Pero Yann es paciente. Yann no se enfada, no. Yann se levanta del taburete y echa a andar orilla arriba, a grandes zancadas. La voz de Marguerite retumba en sus oídos. La odia. Pero cuando comenzó a leerla supo que ya no había vuelta atrás. Le escribió cartas durante cinco años y al conocerse, se gustaron. Comenzaron las escenas, los insultos, las comidas, el amor también. Quiere a esa mujer intensa con locura. Y sabe que a él le toca aguantar, evitar la ruptura del vínculo que ella hace y deshace a cada instante. Ese vínculo que ella desea a cualquier precio y que de manera casi simultánea quiere destruir. Además, se le pasará. Siempre se le pasa. Encontrará la siguiente palabra, terminará el libro y comenzará otro. Yann puede predecir sus vaivenes emocionales al milímetro. De repente, le molesta descubrirlo. Pero no quiere pensar más. Solo quiere dormir. Sigue caminando y llega hasta las rocas, donde Marguerite no puede verlo. Se tiende en la arena. Se cubre con la sábana blanca que guarda entre las rocas. Se duerme.


Marguerite
Luna llena. La luz es tan clara que casi parece de día. Marguerite ocupa ahora el lugar de Yann. Sentada frente a la lavadora, se ajusta las gafas y hace girar el rodillo de la máquina de escribir. Luego coge la botella y llena la copa. Bebe. No quiere pensar en Yann. Solo quiere encontrar la siguiente palabra. Pone las manos sobre el teclado. Las manos le tiemblan. El temblor de una vida que limita con la muerte. No, no quere pensar en Yann. Pero ha visto su cuerpo desnudo alejándose de ella a la luz de la luna. Lo detesta. Detesta ese cuerpo resabiado, adolescente, siempre en calma. Odia, sobre todo, la juventud de él, los treinta y ocho años que lo separan de ella. Esa juventud lenta que jamás la alcanzará para envejecer junto a ella. Lo golpearía una y otra vez. Pero está lejos, escondido entre las rocas. Siempre está lejos cuando lo necesita. Por qué no se marcha de una vez? Que la abandone como terminan abandonándola todos. Vete, Yann. Adiós.
Marguerite contempla el rectángulo de papel inmaculado que tiene frente a ella. Se agarra la cabeza con las manos. Cuál, pero cuál es la siguiente palabra.

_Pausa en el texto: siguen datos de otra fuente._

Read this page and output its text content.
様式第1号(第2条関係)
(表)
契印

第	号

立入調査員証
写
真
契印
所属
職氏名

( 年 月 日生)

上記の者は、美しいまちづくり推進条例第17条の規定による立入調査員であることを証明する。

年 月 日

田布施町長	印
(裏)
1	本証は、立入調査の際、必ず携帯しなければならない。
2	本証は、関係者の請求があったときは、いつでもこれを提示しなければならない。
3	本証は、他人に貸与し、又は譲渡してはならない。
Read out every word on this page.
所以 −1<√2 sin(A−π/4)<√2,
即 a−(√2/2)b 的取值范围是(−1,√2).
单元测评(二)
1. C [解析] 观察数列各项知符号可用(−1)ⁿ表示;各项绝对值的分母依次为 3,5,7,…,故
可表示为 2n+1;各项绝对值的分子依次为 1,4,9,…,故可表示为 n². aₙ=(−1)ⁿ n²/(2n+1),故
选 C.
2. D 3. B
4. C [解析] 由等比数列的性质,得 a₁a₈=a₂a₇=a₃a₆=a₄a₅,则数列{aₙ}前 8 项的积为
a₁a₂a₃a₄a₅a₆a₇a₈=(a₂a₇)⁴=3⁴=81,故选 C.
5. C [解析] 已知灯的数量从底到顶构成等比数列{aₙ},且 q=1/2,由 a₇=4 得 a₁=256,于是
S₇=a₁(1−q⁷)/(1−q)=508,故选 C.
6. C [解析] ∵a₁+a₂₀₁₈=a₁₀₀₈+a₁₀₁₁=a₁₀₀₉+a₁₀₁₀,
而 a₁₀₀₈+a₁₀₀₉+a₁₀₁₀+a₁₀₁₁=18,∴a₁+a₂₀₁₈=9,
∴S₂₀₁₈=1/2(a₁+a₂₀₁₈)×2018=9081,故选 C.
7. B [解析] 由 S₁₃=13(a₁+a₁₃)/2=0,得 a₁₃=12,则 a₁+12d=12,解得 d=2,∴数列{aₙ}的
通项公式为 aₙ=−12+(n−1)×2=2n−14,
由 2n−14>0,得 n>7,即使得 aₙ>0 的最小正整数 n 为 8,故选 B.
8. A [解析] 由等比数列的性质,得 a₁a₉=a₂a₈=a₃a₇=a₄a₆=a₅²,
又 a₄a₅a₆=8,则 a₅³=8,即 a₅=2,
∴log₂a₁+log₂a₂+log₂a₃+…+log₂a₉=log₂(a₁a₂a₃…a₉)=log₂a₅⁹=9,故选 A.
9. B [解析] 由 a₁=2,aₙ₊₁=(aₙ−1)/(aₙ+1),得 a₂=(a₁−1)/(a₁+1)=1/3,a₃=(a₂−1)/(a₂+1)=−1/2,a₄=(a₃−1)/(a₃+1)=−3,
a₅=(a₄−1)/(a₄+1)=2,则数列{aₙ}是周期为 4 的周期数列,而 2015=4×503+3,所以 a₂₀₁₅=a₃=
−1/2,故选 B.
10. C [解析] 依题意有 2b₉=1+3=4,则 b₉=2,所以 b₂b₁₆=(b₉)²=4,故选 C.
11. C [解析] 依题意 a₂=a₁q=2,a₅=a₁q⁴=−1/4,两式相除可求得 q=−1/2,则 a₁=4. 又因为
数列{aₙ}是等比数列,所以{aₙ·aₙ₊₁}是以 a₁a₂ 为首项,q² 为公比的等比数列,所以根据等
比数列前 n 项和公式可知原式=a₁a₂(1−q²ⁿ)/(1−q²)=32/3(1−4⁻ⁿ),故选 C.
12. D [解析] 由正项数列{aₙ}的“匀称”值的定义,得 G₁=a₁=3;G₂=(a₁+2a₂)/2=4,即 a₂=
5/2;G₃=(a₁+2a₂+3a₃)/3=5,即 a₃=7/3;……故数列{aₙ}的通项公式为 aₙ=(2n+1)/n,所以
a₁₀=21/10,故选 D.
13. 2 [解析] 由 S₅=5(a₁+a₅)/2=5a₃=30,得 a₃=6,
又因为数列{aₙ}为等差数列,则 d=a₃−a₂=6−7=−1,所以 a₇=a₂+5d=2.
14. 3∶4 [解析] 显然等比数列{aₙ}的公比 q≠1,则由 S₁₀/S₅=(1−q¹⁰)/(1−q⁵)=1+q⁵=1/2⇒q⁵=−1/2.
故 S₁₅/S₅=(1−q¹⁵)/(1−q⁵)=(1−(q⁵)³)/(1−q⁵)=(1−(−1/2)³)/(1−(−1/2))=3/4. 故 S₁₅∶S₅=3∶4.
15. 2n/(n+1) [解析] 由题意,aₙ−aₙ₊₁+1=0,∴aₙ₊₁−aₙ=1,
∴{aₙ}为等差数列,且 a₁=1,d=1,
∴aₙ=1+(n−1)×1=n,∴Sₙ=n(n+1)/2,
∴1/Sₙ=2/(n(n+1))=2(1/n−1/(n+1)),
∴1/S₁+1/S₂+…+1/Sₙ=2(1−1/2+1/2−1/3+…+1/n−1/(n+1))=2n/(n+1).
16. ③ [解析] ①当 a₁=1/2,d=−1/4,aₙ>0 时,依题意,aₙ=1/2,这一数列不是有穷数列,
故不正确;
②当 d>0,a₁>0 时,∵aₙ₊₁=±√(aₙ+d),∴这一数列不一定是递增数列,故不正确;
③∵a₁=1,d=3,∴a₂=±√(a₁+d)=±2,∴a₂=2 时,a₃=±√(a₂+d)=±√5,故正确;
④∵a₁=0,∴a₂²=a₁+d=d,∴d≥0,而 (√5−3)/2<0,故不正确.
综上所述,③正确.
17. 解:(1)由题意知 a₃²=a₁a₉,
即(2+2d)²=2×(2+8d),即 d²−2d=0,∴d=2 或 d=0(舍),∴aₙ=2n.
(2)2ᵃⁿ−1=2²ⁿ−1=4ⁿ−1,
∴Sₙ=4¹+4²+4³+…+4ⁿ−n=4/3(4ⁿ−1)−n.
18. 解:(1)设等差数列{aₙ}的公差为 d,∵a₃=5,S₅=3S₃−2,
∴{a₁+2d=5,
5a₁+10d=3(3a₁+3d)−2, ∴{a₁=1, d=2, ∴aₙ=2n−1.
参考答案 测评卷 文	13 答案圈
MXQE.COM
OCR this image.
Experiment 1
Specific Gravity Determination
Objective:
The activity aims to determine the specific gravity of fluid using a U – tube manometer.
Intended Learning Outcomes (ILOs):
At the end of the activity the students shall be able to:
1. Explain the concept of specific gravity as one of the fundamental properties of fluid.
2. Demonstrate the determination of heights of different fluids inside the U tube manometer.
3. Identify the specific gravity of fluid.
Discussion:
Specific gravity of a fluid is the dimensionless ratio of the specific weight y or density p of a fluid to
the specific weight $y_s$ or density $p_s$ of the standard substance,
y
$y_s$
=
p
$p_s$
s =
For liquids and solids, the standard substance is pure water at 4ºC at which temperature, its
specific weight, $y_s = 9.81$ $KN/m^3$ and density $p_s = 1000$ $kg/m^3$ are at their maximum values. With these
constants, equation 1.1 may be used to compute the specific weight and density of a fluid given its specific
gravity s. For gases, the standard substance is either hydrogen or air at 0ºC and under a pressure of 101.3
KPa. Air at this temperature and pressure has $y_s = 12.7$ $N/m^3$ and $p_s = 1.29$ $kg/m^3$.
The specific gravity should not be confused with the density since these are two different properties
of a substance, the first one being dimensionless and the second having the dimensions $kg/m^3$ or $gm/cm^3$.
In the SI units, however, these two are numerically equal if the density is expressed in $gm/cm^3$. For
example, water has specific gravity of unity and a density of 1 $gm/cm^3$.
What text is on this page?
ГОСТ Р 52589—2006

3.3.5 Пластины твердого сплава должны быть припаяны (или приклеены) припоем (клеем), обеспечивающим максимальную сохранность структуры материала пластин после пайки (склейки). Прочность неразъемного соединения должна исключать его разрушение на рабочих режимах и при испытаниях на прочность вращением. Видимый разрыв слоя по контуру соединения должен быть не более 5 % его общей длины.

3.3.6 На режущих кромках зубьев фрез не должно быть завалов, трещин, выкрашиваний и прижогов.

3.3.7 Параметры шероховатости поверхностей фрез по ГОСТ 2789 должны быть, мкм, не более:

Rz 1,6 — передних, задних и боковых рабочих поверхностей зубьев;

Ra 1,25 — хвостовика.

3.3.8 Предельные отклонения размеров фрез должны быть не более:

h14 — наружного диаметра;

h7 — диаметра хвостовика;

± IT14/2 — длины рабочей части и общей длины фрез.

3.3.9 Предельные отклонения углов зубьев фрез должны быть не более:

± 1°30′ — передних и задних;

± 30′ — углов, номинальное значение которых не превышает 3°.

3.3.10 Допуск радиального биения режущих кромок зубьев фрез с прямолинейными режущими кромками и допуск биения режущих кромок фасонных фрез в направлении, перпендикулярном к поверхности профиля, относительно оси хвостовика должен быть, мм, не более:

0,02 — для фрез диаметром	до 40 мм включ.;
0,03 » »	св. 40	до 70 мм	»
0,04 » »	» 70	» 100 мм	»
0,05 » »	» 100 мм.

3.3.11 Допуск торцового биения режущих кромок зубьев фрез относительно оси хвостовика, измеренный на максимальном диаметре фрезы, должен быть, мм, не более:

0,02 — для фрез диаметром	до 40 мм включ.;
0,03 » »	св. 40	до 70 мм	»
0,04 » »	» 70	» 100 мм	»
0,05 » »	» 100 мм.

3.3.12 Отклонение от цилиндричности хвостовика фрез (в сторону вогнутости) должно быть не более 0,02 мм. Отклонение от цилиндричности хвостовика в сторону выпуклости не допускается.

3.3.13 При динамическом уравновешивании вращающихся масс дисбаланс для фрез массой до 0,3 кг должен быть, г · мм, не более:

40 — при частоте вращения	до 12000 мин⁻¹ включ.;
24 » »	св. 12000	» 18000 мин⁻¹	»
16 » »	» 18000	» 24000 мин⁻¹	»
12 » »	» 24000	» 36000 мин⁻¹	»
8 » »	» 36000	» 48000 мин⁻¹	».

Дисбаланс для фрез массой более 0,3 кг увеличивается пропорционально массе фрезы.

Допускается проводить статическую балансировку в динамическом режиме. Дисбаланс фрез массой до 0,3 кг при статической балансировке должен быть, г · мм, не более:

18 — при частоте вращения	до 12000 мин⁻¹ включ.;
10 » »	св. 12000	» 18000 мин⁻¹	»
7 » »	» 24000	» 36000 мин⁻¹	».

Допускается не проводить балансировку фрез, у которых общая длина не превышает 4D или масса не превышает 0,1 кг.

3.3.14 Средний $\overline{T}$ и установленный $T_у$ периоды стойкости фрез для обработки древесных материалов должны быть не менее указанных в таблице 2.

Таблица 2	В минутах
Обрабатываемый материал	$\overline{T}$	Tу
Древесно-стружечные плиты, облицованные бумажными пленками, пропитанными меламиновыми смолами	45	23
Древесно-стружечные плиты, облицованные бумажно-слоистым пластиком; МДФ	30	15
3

No la encuentra. Tal vez las palabras o su ausencia solo sirvan para verificar el odio. El odio a Yann.
Vuelve a llenar la copa y mira el mar. El color del mar es negro. El azul, en Marguerite, siempre es negro. Bebe. Bebe mil veces. Olvida las palabras. Olvida el aire entre ellas. Lo olvida todo, excepto el cuerpo desnudo de Yann y la botella, que ahora está vacía. Se agacha, saca otra botella de burdeos del tambor de la lavadora. Vacía. Otra. También vacía. Las saca todas. Las lanza al suelo. Se tira a la arena. Hunde la cara en la arena, la muerde. Aumenta el temblor de las manos. Entre ella y ella misma late una hendidura que se ensancha y amenaza con romperla. Como las palabras que le estallan en los dedos antes de llegar a teclearlas.
Se calma un poco. Busca. Finalmente encuentra un resto de vino en una botella. Suspira, aliviada. Se limpia la cara con el dorso de la mano. Se levanta tambaleándose, con gesto espeso. Se sirve el vino y se lleva la copa a los labios. Bebe un sorbo. Los temblores cesan. Alza la copa. Mira el rojo. Ve el rojo. Lo único que importa es el rojo del vino. Le gusta ese rojo. Yann, mira este rojo.

Marguerite y Yann
Marguerite echa a andar con la copa en la mano, dibujado eses en la arena. Camina despacio, cuidando de no verter el rojo. El rugido del mar la aturde. Vadea la orilla. Llega hasta las rocas y busca a Yann. Está acostado en la arena, al amparo de dos grandes rocas, tapado con la sábana blanca. Marguerite se acerca. Trata de sentarse sin caerse y deja la copa en la arena.
--Yann --susurra.
Le toca suavemente el hombro. Él extiende el brazo izquierdo y se aparta un poco para dejarle sitio. Marguerite se tiende en la arena y rellena el hueco a su lado. Yann la abraza. Marguerite cierra los ojos, tira un poco de la sábana hacia ella. Mañana mandará arreglar la lavadora.